AI-written code that ships with bugs is real, and probably happening at scale below the public attribution threshold. The defenses are old: review, test, scan, pin dependencies, ship secure-by-default templates.
AI agents with destructive privileges are dangerous in a way that has nothing to do with the code they author. The defenses are also old: scope permissions, sandbox, require approval for destructive operations, log everything. The Replit incident is structurally identical to a junior sysadmin running rm -rf in the wrong directory, which the industry has been defending against since the 1970s.
The human-written-code baseline is already catastrophic. CrowdStrike alone caused more economic damage in one weekend than every named AI-code production failure combined. Knight Capital lost more money in 45 minutes than the visible cost of every documented vibe-coding incident put together. The reason these incidents don’t dominate the news cycle anymore is that we’ve gotten used to them.
So the defensible conclusion isn’t “AI code is fine.” It also isn’t “AI code is dangerous.” It’s smaller: the failure mode is the same. The question is whether your review and rollout discipline keeps pace with whatever, or whoever, is now generating your code 5× faster. That’s a question about engineering culture. It happens to be the same question we’ve been answering badly for sixty years.
Engineering cultures that already handle bugs well — review, CI, staged rollouts, blameless postmortems — handle AI bugs about the same. There are just more bugs per developer per hour. Cultures that don’t handle bugs well find out faster. Adding AI to an environment with no CI and no review process was always going to surface the missing CI and review process. AI didn’t create that gap. It declined to paper over it.
The accurate version of “vibe coding broke production” is something like: your existing review process broke under increased code velocity, and the velocity increase happened to be from AI. Less marketable. Closer to true.
Closing
Anyone using AI-code failures as evidence that AI shouldn’t write code is, by extension, arguing humans should stop writing code too. The CrowdStrike kernel driver, the Knight Capital deployment, the AWS typo, the GitLab rm -rf, the Therac-25 race condition, the 737 MAX MCAS — these are all cases where humans wrote code with the same failure modes AI gets blamed for, with vastly higher body counts and dollar costs, across decades of evidence.

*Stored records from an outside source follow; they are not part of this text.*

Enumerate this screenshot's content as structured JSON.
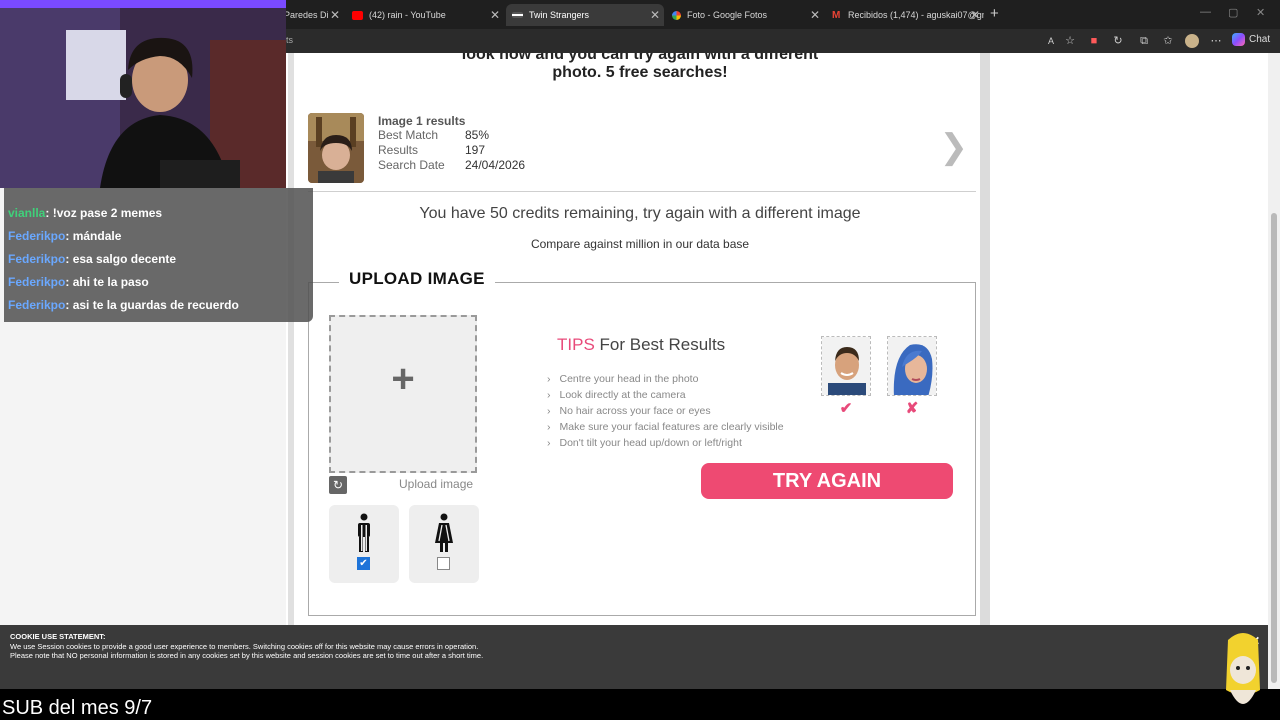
{
  "browser": {
    "tabs": [
      {
        "label": "Paredes Di",
        "active": false,
        "icon": "page-icon",
        "color": "#888888"
      },
      {
        "label": "(42) rain - YouTube",
        "active": false,
        "icon": "youtube-icon",
        "color": "#ff0000"
      },
      {
        "label": "Twin Strangers",
        "active": true,
        "icon": "twin-strangers-icon",
        "color": "#ffffff"
      },
      {
        "label": "Foto - Google Fotos",
        "active": false,
        "icon": "google-photos-icon",
        "color": "#f4b400"
      },
      {
        "label": "Recibidos (1,474) - aguskai07@gm",
        "active": false,
        "icon": "gmail-icon",
        "color": "#ea4335"
      }
    ],
    "address_fragment": "ts",
    "chat_label": "Chat"
  },
  "page": {
    "top_message_line1": "look now and you can try again with a different",
    "top_message_line2": "photo. 5 free searches!",
    "result": {
      "title": "Image 1 results",
      "best_match_label": "Best Match",
      "best_match_value": "85%",
      "results_label": "Results",
      "results_value": "197",
      "date_label": "Search Date",
      "date_value": "24/04/2026",
      "arrow": "❯"
    },
    "credits_text": "You have 50 credits remaining, try again with a different image",
    "compare_text": "Compare against million in our data base",
    "upload": {
      "legend": "UPLOAD IMAGE",
      "plus": "+",
      "upload_label": "Upload image",
      "male_checked": true,
      "female_checked": false
    },
    "tips": {
      "title_highlight": "TIPS",
      "title_rest": " For Best Results",
      "items": [
        "Centre your head in the photo",
        "Look directly at the camera",
        "No hair across your face or eyes",
        "Make sure your facial features are clearly visible",
        "Don't tilt your head up/down or left/right"
      ],
      "good_mark": "✔",
      "bad_mark": "✘"
    },
    "try_again_label": "TRY AGAIN"
  },
  "cookie": {
    "title": "COOKIE USE STATEMENT:",
    "line1": "We use Session cookies to provide a good user experience to members. Switching cookies off for this website may cause errors in operation.",
    "line2": "Please note that NO personal information is stored in any cookies set by this website and session cookies are set to time out after a short time.",
    "close": "✕"
  },
  "stream": {
    "chat": [
      {
        "user": "vianlla",
        "message": "!voz pase 2 memes",
        "color": "#3fd17a"
      },
      {
        "user": "Federikpo",
        "message": "mándale",
        "color": "#6aa8ff"
      },
      {
        "user": "Federikpo",
        "message": "esa salgo decente",
        "color": "#6aa8ff"
      },
      {
        "user": "Federikpo",
        "message": "ahi te la paso",
        "color": "#6aa8ff"
      },
      {
        "user": "Federikpo",
        "message": "asi te la guardas de recuerdo",
        "color": "#6aa8ff"
      }
    ],
    "sub_text": "SUB del mes 9/7"
  }
}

I work on a TypeScript-to-native compiler that is mostly written by Claude Code under my direction. I review the architecture and the diffs; the agents do most of the typing. The thing I’m defending against is failure mode 1: AI-written code that compiles, passes tests, ships, and turns out to have a logic error in production. I review what comes back the same way I’d review human code — maybe more carefully, because the volume is higher. That’s the only real adjustment.
The question worth asking isn’t whether AI code is safe to ship. It’s whether your engineering culture is honest enough to catch anyone’s bad code before it reaches users. If yes, AI is mostly a speedup. If not, you’ll find out at scale.

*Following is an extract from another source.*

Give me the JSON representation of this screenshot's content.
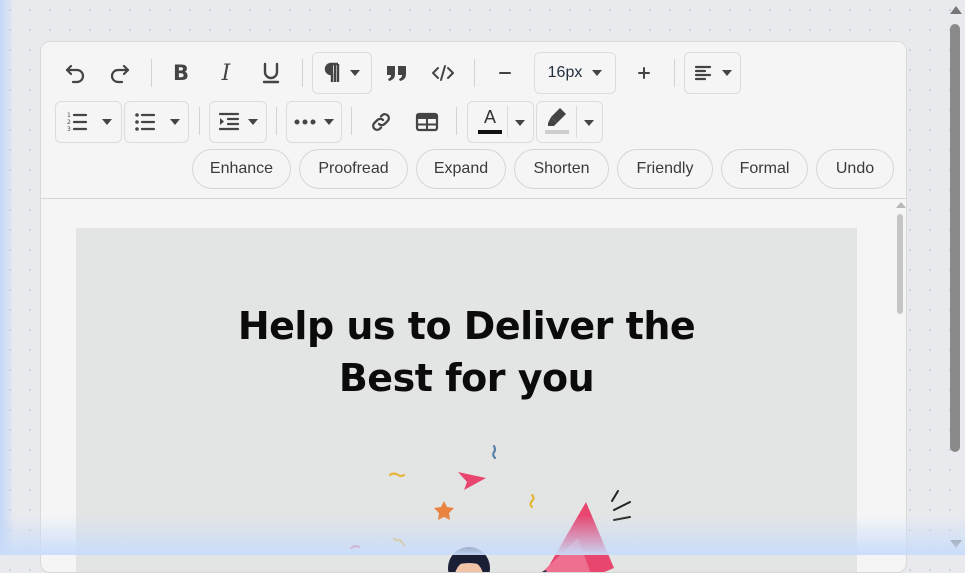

Sources for the named incidents: CrowdStrike’s own root cause analysis (PDF on their site), the SEC 8-K filing on Knight Capital, AWS’s official postmortem on the S3 outage at aws.amazon.com/message/41926, GitLab’s published postmortem, the OECD AI Incidents Monitor for the Amazon March 2026 incident, the NIST NVD entry for CVE-2025-48757, Wiz Research’s disclosure on Moltbook, and Bar Lanyado’s writeup of the huggingface-cli experiment. The CISQ “Cost of Poor Software Quality in the US: A 2022 Report” is the source for the $2.41 trillion figure. CodeRabbit’s State of AI vs Human Code Generation Report, Veracode’s 2025 GenAI Code Security Report, the Lightrun engineering survey, and the Tenzai assessment are the sources for the empirical comparison data.